Categories: Statistics

8 replies »

  1. commenting as a physicist, who has also done some reading in philosophy and the philosophy of science, I praise Austin Hughes’ article, “The Folly of Scientism”. He cuts Atkins, Dawkins, Smolin, Hawking down to size. There is no one more ignorant than a physicist who knows only physics and mathematics.

  2. @5…see also “The Limits of a Limitless Science” by Fr. Stanley Jaki and any of the more recent books of Keith Ward, one-time Regius Professor at Oxford.

  3. In some ways @1 is a rebuttal to @5 as in from the former:

    “What he does necessarily attempt to deceive us about is his enterprise. His only indispensably distinctive characteristic is that in a certain way he misrepresents what he is up to”. As good a description of charges of scientism as any.

    I understand your disillusionment Bob but you may be comparing your fellow physicists to a higher standard than you do others. I’m sure that there are many more ignorant people.

  4. Hey Scotian, thanks for your comment, I’m not sure I totally understand it. I don’t see how #1 rebuts #5, but possibly you could explain that. And if one engages in an enterprise (physics, say), one should know all that’s possible to know about the enterprise. If you do physics, you want to know where it works and where it doesn’t work. And if there are those who are ignorant of philosophy, that’s ok, as long as they don’t try to put forward philosophical truths.

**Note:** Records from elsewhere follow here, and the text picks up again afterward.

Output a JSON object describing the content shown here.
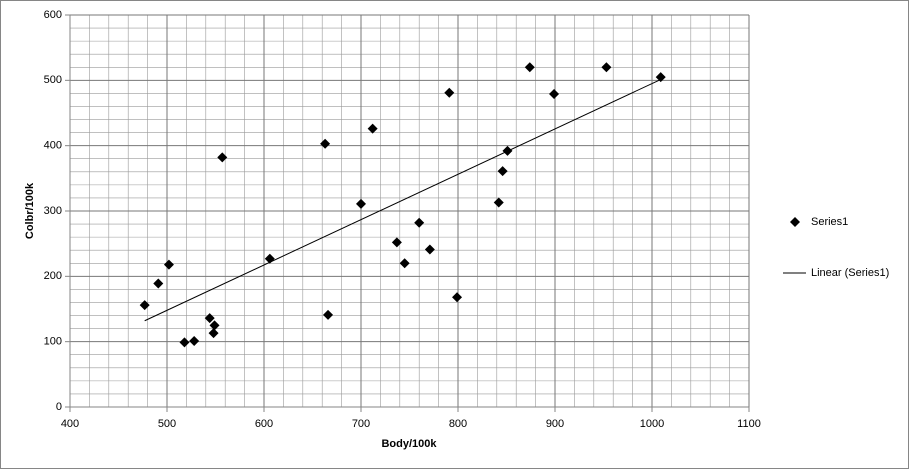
{
  "chart_data": {
    "type": "scatter",
    "xlabel": "Body/100k",
    "ylabel": "Colbr/100k",
    "xlim": [
      400,
      1100
    ],
    "xticks": [
      400,
      500,
      600,
      700,
      800,
      900,
      1000,
      1100
    ],
    "ylim": [
      0,
      600
    ],
    "yticks": [
      0,
      100,
      200,
      300,
      400,
      500,
      600
    ],
    "grid": true,
    "minor_grid": true,
    "legend": "right",
    "series": [
      {
        "name": "Series1",
        "color": "#000000",
        "marker": "diamond",
        "x": [
          477,
          491,
          502,
          518,
          528,
          544,
          548,
          549,
          557,
          606,
          663,
          666,
          700,
          712,
          737,
          745,
          760,
          771,
          791,
          799,
          842,
          846,
          851,
          874,
          899,
          953,
          1009
        ],
        "values": [
          156,
          189,
          218,
          99,
          101,
          136,
          113,
          125,
          382,
          227,
          403,
          141,
          311,
          426,
          252,
          220,
          282,
          241,
          481,
          168,
          313,
          361,
          392,
          520,
          479,
          520,
          505
        ]
      },
      {
        "name": "Linear (Series1)",
        "color": "#000000",
        "marker": "line",
        "x": [
          477,
          1010
        ],
        "values": [
          132,
          502
        ]
      }
    ]
  }
}
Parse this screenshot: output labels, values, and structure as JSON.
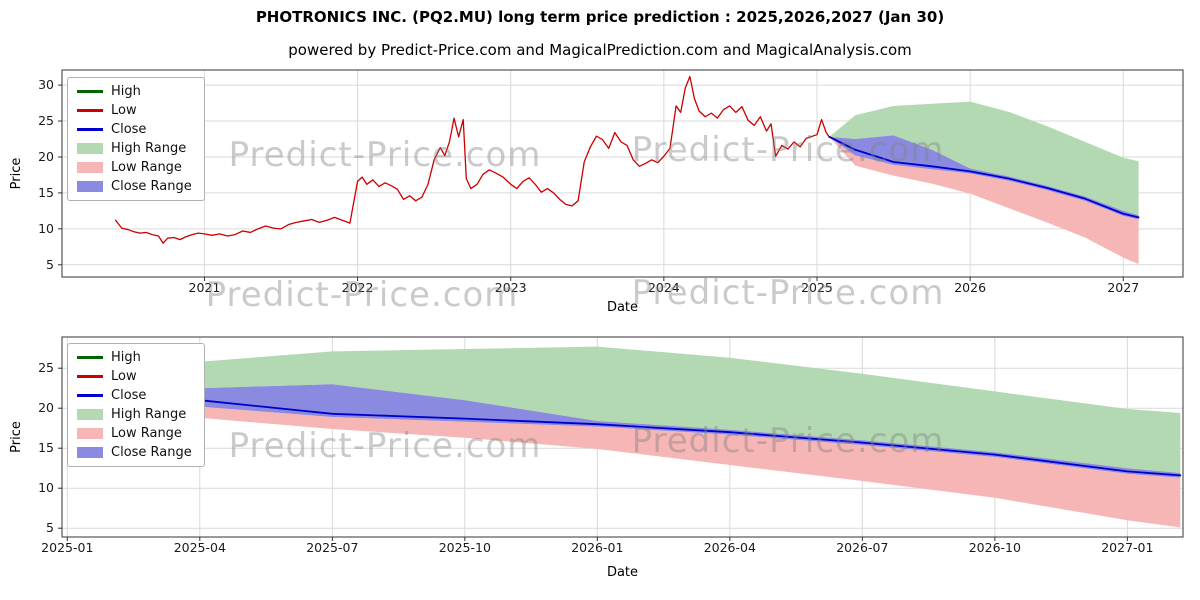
{
  "title": "PHOTRONICS INC. (PQ2.MU) long term price prediction : 2025,2026,2027 (Jan 30)",
  "subtitle": "powered by Predict-Price.com and MagicalPrediction.com and MagicalAnalysis.com",
  "watermark": {
    "text": "Predict-Price.com"
  },
  "colors": {
    "high_line": "#006400",
    "low_line": "#cc0000",
    "close_line": "#0000cd",
    "high_range_fill": "#b2d9b2",
    "low_range_fill": "#f7b6b6",
    "close_range_fill": "#8a8ae0",
    "grid": "#d9d9d9",
    "spine": "#333333"
  },
  "legend": {
    "items": [
      {
        "label": "High",
        "type": "line",
        "color": "#006400"
      },
      {
        "label": "Low",
        "type": "line",
        "color": "#cc0000"
      },
      {
        "label": "Close",
        "type": "line",
        "color": "#0000cd"
      },
      {
        "label": "High Range",
        "type": "patch",
        "color": "#b2d9b2"
      },
      {
        "label": "Low Range",
        "type": "patch",
        "color": "#f7b6b6"
      },
      {
        "label": "Close Range",
        "type": "patch",
        "color": "#8a8ae0"
      }
    ]
  },
  "chart_data": [
    {
      "type": "line",
      "title": "historical prices with 2025-2027 prediction ranges",
      "xlabel": "Date",
      "ylabel": "Price",
      "xlim": [
        2020.07,
        2027.39
      ],
      "ylim": [
        3.3,
        32.1
      ],
      "grid": true,
      "legend_position": "upper left",
      "xticks": [
        {
          "v": 2021,
          "label": "2021"
        },
        {
          "v": 2022,
          "label": "2022"
        },
        {
          "v": 2023,
          "label": "2023"
        },
        {
          "v": 2024,
          "label": "2024"
        },
        {
          "v": 2025,
          "label": "2025"
        },
        {
          "v": 2026,
          "label": "2026"
        },
        {
          "v": 2027,
          "label": "2027"
        }
      ],
      "yticks": [
        5,
        10,
        15,
        20,
        25,
        30
      ],
      "bands": [
        {
          "name": "High Range",
          "color": "#b2d9b2",
          "x": [
            2025.08,
            2025.25,
            2025.5,
            2025.75,
            2026.0,
            2026.25,
            2026.5,
            2026.75,
            2027.0,
            2027.1
          ],
          "upper": [
            22.8,
            25.8,
            27.1,
            27.4,
            27.7,
            26.3,
            24.3,
            22.1,
            19.9,
            19.4
          ],
          "lower": [
            22.8,
            22.5,
            23.0,
            21.0,
            18.4,
            17.3,
            16.0,
            14.5,
            12.5,
            11.9
          ]
        },
        {
          "name": "Low Range",
          "color": "#f7b6b6",
          "x": [
            2025.08,
            2025.25,
            2025.5,
            2025.75,
            2026.0,
            2026.25,
            2026.5,
            2026.75,
            2027.0,
            2027.1
          ],
          "upper": [
            22.8,
            20.2,
            18.9,
            18.3,
            17.7,
            16.7,
            15.4,
            13.9,
            11.8,
            11.3
          ],
          "lower": [
            22.8,
            18.8,
            17.4,
            16.3,
            14.9,
            12.9,
            10.9,
            8.8,
            6.0,
            5.1
          ]
        },
        {
          "name": "Close Range",
          "color": "#8a8ae0",
          "x": [
            2025.08,
            2025.25,
            2025.5,
            2025.75,
            2026.0,
            2026.25,
            2026.5,
            2026.75,
            2027.0,
            2027.1
          ],
          "upper": [
            22.8,
            22.5,
            23.0,
            21.0,
            18.4,
            17.3,
            16.0,
            14.5,
            12.5,
            11.9
          ],
          "lower": [
            22.8,
            20.2,
            18.9,
            18.3,
            17.7,
            16.7,
            15.4,
            13.9,
            11.8,
            11.3
          ]
        }
      ],
      "series": [
        {
          "name": "Low (historical)",
          "color": "#cc0000",
          "width": 1.3,
          "x": [
            2020.42,
            2020.46,
            2020.5,
            2020.54,
            2020.58,
            2020.62,
            2020.66,
            2020.7,
            2020.73,
            2020.76,
            2020.8,
            2020.84,
            2020.88,
            2020.92,
            2020.96,
            2021.0,
            2021.05,
            2021.1,
            2021.15,
            2021.2,
            2021.25,
            2021.3,
            2021.35,
            2021.4,
            2021.45,
            2021.5,
            2021.55,
            2021.6,
            2021.65,
            2021.7,
            2021.75,
            2021.8,
            2021.85,
            2021.9,
            2021.95,
            2022.0,
            2022.03,
            2022.06,
            2022.1,
            2022.14,
            2022.18,
            2022.22,
            2022.26,
            2022.3,
            2022.34,
            2022.38,
            2022.42,
            2022.46,
            2022.5,
            2022.54,
            2022.57,
            2022.6,
            2022.63,
            2022.66,
            2022.69,
            2022.71,
            2022.74,
            2022.78,
            2022.82,
            2022.86,
            2022.9,
            2022.95,
            2023.0,
            2023.04,
            2023.08,
            2023.12,
            2023.16,
            2023.2,
            2023.24,
            2023.28,
            2023.32,
            2023.36,
            2023.4,
            2023.44,
            2023.48,
            2023.52,
            2023.56,
            2023.6,
            2023.64,
            2023.68,
            2023.72,
            2023.76,
            2023.8,
            2023.84,
            2023.88,
            2023.92,
            2023.96,
            2024.0,
            2024.04,
            2024.08,
            2024.11,
            2024.14,
            2024.17,
            2024.2,
            2024.23,
            2024.27,
            2024.31,
            2024.35,
            2024.39,
            2024.43,
            2024.47,
            2024.51,
            2024.55,
            2024.59,
            2024.63,
            2024.67,
            2024.7,
            2024.73,
            2024.77,
            2024.81,
            2024.85,
            2024.89,
            2024.93,
            2025.0,
            2025.03,
            2025.06,
            2025.08
          ],
          "y": [
            11.2,
            10.1,
            9.9,
            9.6,
            9.4,
            9.5,
            9.2,
            9.0,
            8.0,
            8.7,
            8.8,
            8.5,
            8.9,
            9.2,
            9.4,
            9.3,
            9.1,
            9.3,
            9.0,
            9.2,
            9.7,
            9.5,
            10.0,
            10.4,
            10.1,
            10.0,
            10.6,
            10.9,
            11.1,
            11.3,
            10.9,
            11.2,
            11.6,
            11.2,
            10.8,
            16.6,
            17.2,
            16.2,
            16.8,
            15.9,
            16.4,
            16.0,
            15.5,
            14.1,
            14.6,
            13.9,
            14.4,
            16.2,
            19.6,
            21.3,
            20.2,
            22.1,
            25.4,
            22.8,
            25.2,
            17.0,
            15.6,
            16.2,
            17.6,
            18.2,
            17.8,
            17.2,
            16.2,
            15.6,
            16.6,
            17.1,
            16.2,
            15.1,
            15.6,
            15.0,
            14.1,
            13.4,
            13.2,
            13.9,
            19.3,
            21.4,
            22.9,
            22.4,
            21.2,
            23.4,
            22.1,
            21.6,
            19.6,
            18.7,
            19.1,
            19.6,
            19.2,
            20.1,
            21.2,
            27.1,
            26.2,
            29.6,
            31.2,
            28.1,
            26.4,
            25.6,
            26.1,
            25.4,
            26.6,
            27.1,
            26.2,
            27.0,
            25.1,
            24.4,
            25.6,
            23.6,
            24.6,
            20.1,
            21.6,
            21.1,
            22.1,
            21.4,
            22.6,
            23.1,
            25.2,
            23.4,
            22.8
          ]
        },
        {
          "name": "Close (prediction)",
          "color": "#0000cd",
          "width": 1.8,
          "x": [
            2025.08,
            2025.25,
            2025.5,
            2025.75,
            2026.0,
            2026.25,
            2026.5,
            2026.75,
            2027.0,
            2027.1
          ],
          "y": [
            22.8,
            21.0,
            19.3,
            18.7,
            18.0,
            17.0,
            15.7,
            14.2,
            12.1,
            11.6
          ]
        }
      ]
    },
    {
      "type": "line",
      "title": "2025-2027 prediction detail",
      "xlabel": "Date",
      "ylabel": "Price",
      "xlim": [
        2024.99,
        2027.105
      ],
      "ylim": [
        3.9,
        28.9
      ],
      "grid": true,
      "legend_position": "upper left",
      "xticks": [
        {
          "v": 2025.0,
          "label": "2025-01"
        },
        {
          "v": 2025.25,
          "label": "2025-04"
        },
        {
          "v": 2025.5,
          "label": "2025-07"
        },
        {
          "v": 2025.75,
          "label": "2025-10"
        },
        {
          "v": 2026.0,
          "label": "2026-01"
        },
        {
          "v": 2026.25,
          "label": "2026-04"
        },
        {
          "v": 2026.5,
          "label": "2026-07"
        },
        {
          "v": 2026.75,
          "label": "2026-10"
        },
        {
          "v": 2027.0,
          "label": "2027-01"
        }
      ],
      "yticks": [
        5,
        10,
        15,
        20,
        25
      ],
      "bands": [
        {
          "name": "High Range",
          "color": "#b2d9b2",
          "x": [
            2025.08,
            2025.25,
            2025.5,
            2025.75,
            2026.0,
            2026.25,
            2026.5,
            2026.75,
            2027.0,
            2027.1
          ],
          "upper": [
            22.8,
            25.8,
            27.1,
            27.4,
            27.7,
            26.3,
            24.3,
            22.1,
            19.9,
            19.4
          ],
          "lower": [
            22.8,
            22.5,
            23.0,
            21.0,
            18.4,
            17.3,
            16.0,
            14.5,
            12.5,
            11.9
          ]
        },
        {
          "name": "Low Range",
          "color": "#f7b6b6",
          "x": [
            2025.08,
            2025.25,
            2025.5,
            2025.75,
            2026.0,
            2026.25,
            2026.5,
            2026.75,
            2027.0,
            2027.1
          ],
          "upper": [
            22.8,
            20.2,
            18.9,
            18.3,
            17.7,
            16.7,
            15.4,
            13.9,
            11.8,
            11.3
          ],
          "lower": [
            22.8,
            18.8,
            17.4,
            16.3,
            14.9,
            12.9,
            10.9,
            8.8,
            6.0,
            5.1
          ]
        },
        {
          "name": "Close Range",
          "color": "#8a8ae0",
          "x": [
            2025.08,
            2025.25,
            2025.5,
            2025.75,
            2026.0,
            2026.25,
            2026.5,
            2026.75,
            2027.0,
            2027.1
          ],
          "upper": [
            22.8,
            22.5,
            23.0,
            21.0,
            18.4,
            17.3,
            16.0,
            14.5,
            12.5,
            11.9
          ],
          "lower": [
            22.8,
            20.2,
            18.9,
            18.3,
            17.7,
            16.7,
            15.4,
            13.9,
            11.8,
            11.3
          ]
        }
      ],
      "series": [
        {
          "name": "Close (prediction)",
          "color": "#0000cd",
          "width": 1.8,
          "x": [
            2025.08,
            2025.25,
            2025.5,
            2025.75,
            2026.0,
            2026.25,
            2026.5,
            2026.75,
            2027.0,
            2027.1
          ],
          "y": [
            22.8,
            21.0,
            19.3,
            18.7,
            18.0,
            17.0,
            15.7,
            14.2,
            12.1,
            11.6
          ]
        }
      ]
    }
  ]
}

  5. Hi Bob, if I explain it I might trip Briggs’ spam filter. Your preconditions for engaging in physics seem rather stringent and I doubt if anyone, past or present, could come close to fulfilling them. By this criteria we must all remain mute in physics, philosophy, and I suppose anything else.

  6. Scotian, I like your comment. “What I should have said” (as in discussions with my wife) is that physicists or scientists who pronounce on matters of philosophy and theology should undertake to see what’s been done before in those areas… You’re quite right, you don’t need to know philosophy to do physics. I didn’t know any philosophy when I was doing physics some 20 or 30 years ago, and the physics was OK.

  7. FBI has studied indicators of deception for years–any benefits better than chance are very small. On average, increased eye-blink rates correlate with increased thinking about novel issues…but…sociopaths & narcissists are notorious for their unblinking gazes. Not to mention humidity effects, etc. Make of that what you will…

    REALLY INTERESTING: A small group did a pseudo-scientific eye-blink “study” (presumably on a napkin) some decades ago…they covertly measured eye-blink rates of nearby patrons in a restaurant & came up with an average blink rate. So armed they calculated the following:

    Driving at 55 mph for 100 miles the average person will have driven about seven miles with their eyes closed.

    Someone else calculated a significantly lower eyes-closed distance driven figure: http://thesquealingtire.com/blink-of-an-eye/

    Obviously, such amateur analyses are too variable to be truly meaningful and this important issue is best resolved by professionals subsidized with oodles of grant money who can calculate the averages to one-millionth of a second and whatever the correspondingly precise distance works out to be.